Flexibility of query in SQL can sometimes be a bad things where engineers design bad relation and write slow complicated query.
Used postgres for a year and I like it tho, especially the JSON data type. The schema system is a bit weird compared to MS SQL.

 

pgsql + jsonb + indexes = mongodb on steroids... without the mongodb part😜

 

And now you can also have indexes on JSONB expressions 🔥

 

I pretty much agree with the statement that "There is nothing Relational cannot do over a nonrelational DB".

But I was working in a company which owns a famous Property Portal where we sell custom made portals based variety of features.
These Features include, search on any field in the entity or database.
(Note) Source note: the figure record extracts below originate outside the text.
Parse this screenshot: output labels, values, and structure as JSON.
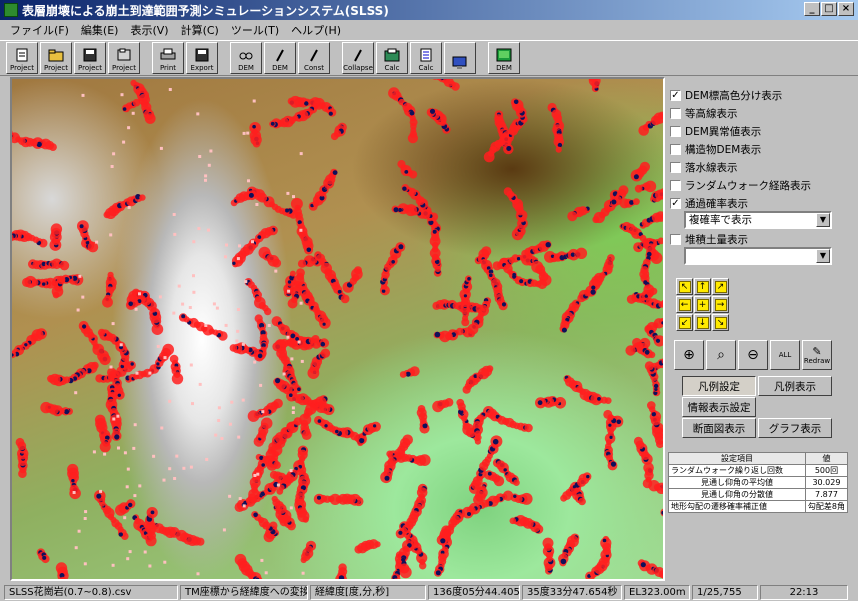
{
  "window": {
    "title": "表層崩壊による崩土到達範囲予測シミュレーションシステム(SLSS)",
    "buttons": [
      "_",
      "□",
      "×"
    ]
  },
  "menu": [
    "ファイル(F)",
    "編集(E)",
    "表示(V)",
    "計算(C)",
    "ツール(T)",
    "ヘルプ(H)"
  ],
  "toolbar": [
    {
      "label": "Project",
      "icon": "open-project-icon"
    },
    {
      "label": "Project",
      "icon": "project-folder-icon"
    },
    {
      "label": "Project",
      "icon": "save-project-icon"
    },
    {
      "label": "Project",
      "icon": "close-project-icon"
    },
    {
      "label": "Print",
      "icon": "printer-icon"
    },
    {
      "label": "Export",
      "icon": "export-icon"
    },
    {
      "label": "DEM",
      "icon": "glasses-icon"
    },
    {
      "label": "DEM",
      "icon": "pen-icon"
    },
    {
      "label": "Const",
      "icon": "pen-icon"
    },
    {
      "label": "Collapse",
      "icon": "pen-icon"
    },
    {
      "label": "Calc",
      "icon": "calc-icon"
    },
    {
      "label": "Calc",
      "icon": "calc-doc-icon"
    },
    {
      "label": "",
      "icon": "monitor-icon"
    },
    {
      "label": "DEM",
      "icon": "dem-icon"
    }
  ],
  "panel": {
    "checks": [
      {
        "label": "DEM標高色分け表示",
        "checked": "✓"
      },
      {
        "label": "等高線表示",
        "checked": ""
      },
      {
        "label": "DEM異常値表示",
        "checked": ""
      },
      {
        "label": "構造物DEM表示",
        "checked": ""
      },
      {
        "label": "落水線表示",
        "checked": ""
      },
      {
        "label": "ランダムウォーク経路表示",
        "checked": ""
      },
      {
        "label": "通過確率表示",
        "checked": "✓"
      }
    ],
    "prob_select": "複確率で表示",
    "deposit_check": {
      "label": "堆積土量表示",
      "checked": ""
    },
    "deposit_select": "",
    "buttons": {
      "legend_setting": "凡例設定",
      "legend_show": "凡例表示",
      "info_setting": "情報表示設定",
      "section_show": "断面図表示",
      "graph_show": "グラフ表示"
    },
    "zoom_labels": {
      "all": "ALL",
      "redraw": "Redraw"
    },
    "table": {
      "headers": [
        "設定項目",
        "値"
      ],
      "rows": [
        [
          "ランダムウォーク繰り返し回数",
          "500回"
        ],
        [
          "見通し仰角の平均値",
          "30.029"
        ],
        [
          "見通し仰角の分散値",
          "7.877"
        ],
        [
          "地形勾配の遷移確率補正値",
          "勾配差8角"
        ]
      ]
    }
  },
  "status": [
    "SLSS花崗岩(0.7~0.8).csv",
    "TM座標から経緯度への変換終",
    "経緯度[度,分,秒]",
    "136度05分44.405秒",
    "35度33分47.654秒",
    "EL323.00m",
    "1/25,755",
    "22:13"
  ],
  "colors": {
    "hazard_red": "#ff1e1e",
    "track_navy": "#10105a",
    "titlebar": "#0a246a"
  }
}
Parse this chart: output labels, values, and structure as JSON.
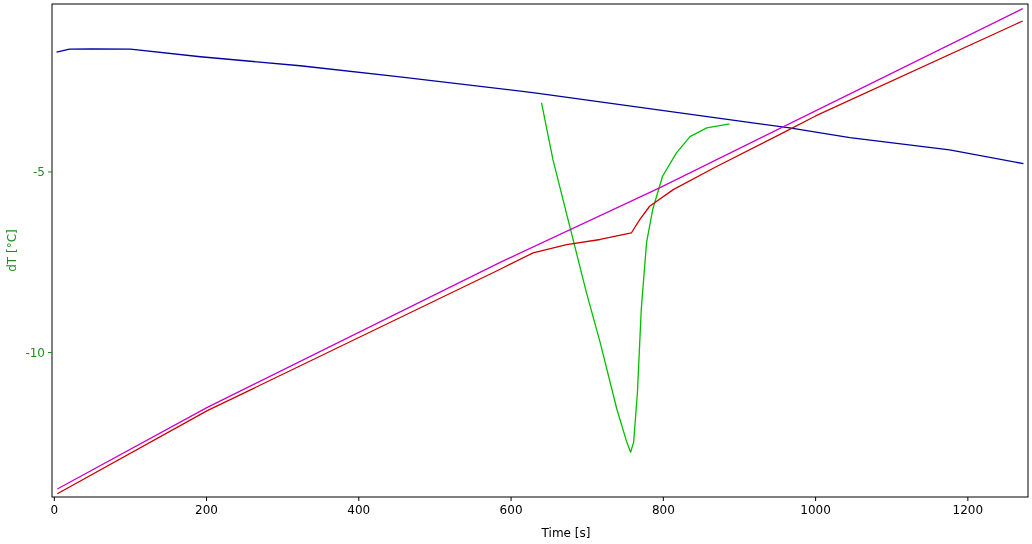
{
  "chart_data": {
    "type": "line",
    "xlabel": "Time [s]",
    "ylabel": "dT  [°C]",
    "xlim": [
      -3,
      1279
    ],
    "ylim": [
      -14.0,
      -0.35
    ],
    "xticks": [
      0,
      200,
      400,
      600,
      800,
      1000,
      1200
    ],
    "yticks": [
      -5,
      -10
    ],
    "grid": false,
    "marker": "none",
    "line_style": "solid",
    "series": [
      {
        "color": "#0000a0",
        "x": [
          3,
          20,
          50,
          100,
          192,
          323,
          454,
          631,
          927,
          966,
          1045,
          1176,
          1273
        ],
        "values": [
          -1.68,
          -1.6,
          -1.59,
          -1.6,
          -1.81,
          -2.06,
          -2.37,
          -2.81,
          -3.67,
          -3.78,
          -4.05,
          -4.39,
          -4.77
        ]
      },
      {
        "color": "#00c000",
        "x": [
          640,
          655,
          677,
          699,
          717,
          739,
          752,
          757,
          761,
          766,
          771,
          778,
          786,
          799,
          817,
          835,
          857,
          887
        ],
        "values": [
          -3.09,
          -4.66,
          -6.5,
          -8.34,
          -9.72,
          -11.57,
          -12.48,
          -12.76,
          -12.48,
          -11.1,
          -8.8,
          -6.95,
          -6.04,
          -5.12,
          -4.48,
          -4.02,
          -3.78,
          -3.67
        ]
      },
      {
        "color": "#cc00cc",
        "x": [
          4,
          201,
          585,
          795,
          1272
        ],
        "values": [
          -13.78,
          -11.52,
          -7.51,
          -5.44,
          -0.48
        ]
      },
      {
        "color": "#cc0000",
        "x": [
          4,
          201,
          585,
          629,
          673,
          717,
          758,
          769,
          782,
          813,
          870,
          957,
          1000,
          1272
        ],
        "values": [
          -13.91,
          -11.61,
          -7.7,
          -7.24,
          -7.01,
          -6.87,
          -6.69,
          -6.32,
          -5.95,
          -5.49,
          -4.85,
          -3.92,
          -3.45,
          -0.82
        ]
      }
    ]
  }
}
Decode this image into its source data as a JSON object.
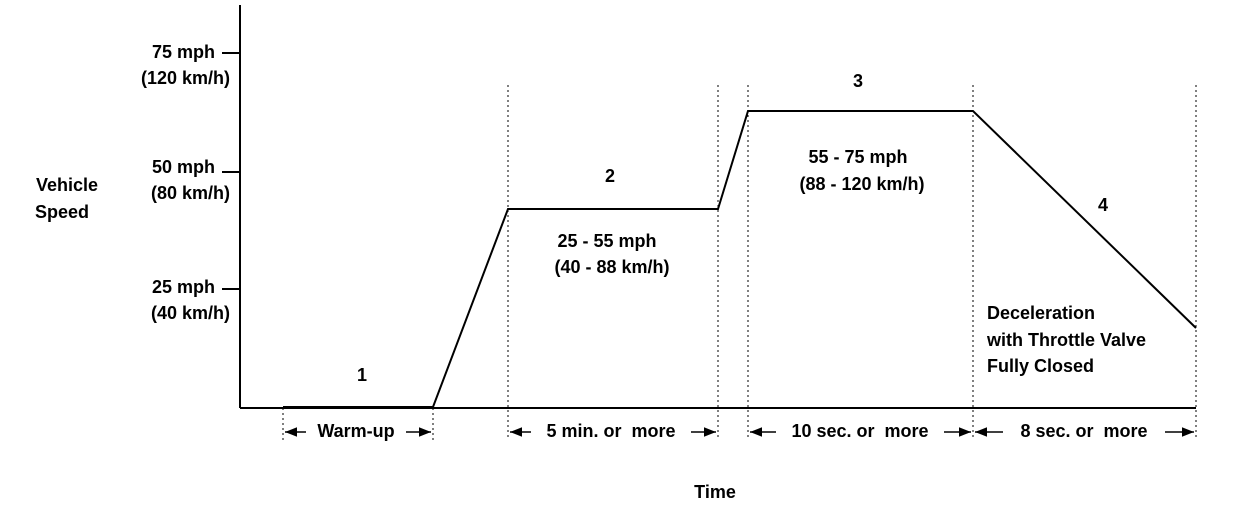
{
  "axis": {
    "y_label": [
      "Vehicle",
      "Speed"
    ],
    "x_label": "Time",
    "ticks": [
      {
        "mph": "75 mph",
        "kmh": "(120 km/h)"
      },
      {
        "mph": "50 mph",
        "kmh": "(80 km/h)"
      },
      {
        "mph": "25 mph",
        "kmh": "(40 km/h)"
      }
    ]
  },
  "phases": [
    {
      "number": "1",
      "duration": "Warm-up"
    },
    {
      "number": "2",
      "range_mph": "25 - 55 mph",
      "range_kmh": "(40 - 88 km/h)",
      "duration": "5 min. or  more"
    },
    {
      "number": "3",
      "range_mph": "55 - 75 mph",
      "range_kmh": "(88 - 120 km/h)",
      "duration": "10 sec. or  more"
    },
    {
      "number": "4",
      "note": [
        "Deceleration",
        "with Throttle Valve",
        "Fully Closed"
      ],
      "duration": "8 sec. or  more"
    }
  ]
}
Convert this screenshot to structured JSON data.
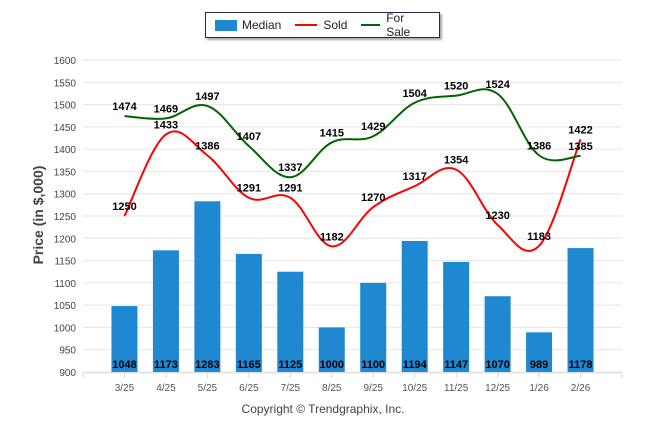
{
  "chart_data": {
    "type": "bar",
    "title": "",
    "xlabel": "",
    "ylabel": "Price (in $,000)",
    "ylim": [
      900,
      1600
    ],
    "yticks": [
      900,
      950,
      1000,
      1050,
      1100,
      1150,
      1200,
      1250,
      1300,
      1350,
      1400,
      1450,
      1500,
      1550,
      1600
    ],
    "grid": true,
    "legend_position": "top-center",
    "categories": [
      "3/25",
      "4/25",
      "5/25",
      "6/25",
      "7/25",
      "8/25",
      "9/25",
      "10/25",
      "11/25",
      "12/25",
      "1/26",
      "2/26"
    ],
    "series": [
      {
        "name": "Median",
        "type": "bar",
        "color": "#1e88d0",
        "values": [
          1048,
          1173,
          1283,
          1165,
          1125,
          1000,
          1100,
          1194,
          1147,
          1070,
          989,
          1178
        ]
      },
      {
        "name": "Sold",
        "type": "line",
        "color": "#ff0000",
        "values": [
          1250,
          1433,
          1386,
          1291,
          1291,
          1182,
          1270,
          1317,
          1354,
          1230,
          1183,
          1422
        ]
      },
      {
        "name": "For Sale",
        "type": "line",
        "color": "#006400",
        "values": [
          1474,
          1469,
          1497,
          1407,
          1337,
          1415,
          1429,
          1504,
          1520,
          1524,
          1386,
          1385
        ]
      }
    ]
  },
  "legend": {
    "median": "Median",
    "sold": "Sold",
    "for_sale": "For Sale"
  },
  "footer": {
    "copyright": "Copyright © Trendgraphix, Inc."
  }
}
If we chose Relational DB for this, creating indexes and taking peculiar measures would be much expensive and harder. This is why we went for Elasticsearch.

 

I agree with most of the answers here saying relational dB is best compared to no sql

I still wonder how discord is able to perform well with no sql db(Cassandra)

 

What do you mean by "well" anyway?

  • I am quite sure it is "enough".
  • If there no problem, don't fix it.
  • Not even sure SQL is easier to maintain / scale than NoSQL. NoSQL was built to address these kind of problems, but I am not sure they succeeded.
 

Question: What are some zero-friction cloud hosting services for PostgreSQL, similar to MongoDB Atlas/mlab?
(Please share your experience if any.)

 
 

If you quickly need something to work, spin up a docker image. No brainer.

 

If you know how to use. Even if it is bamboo, it is unrivaled.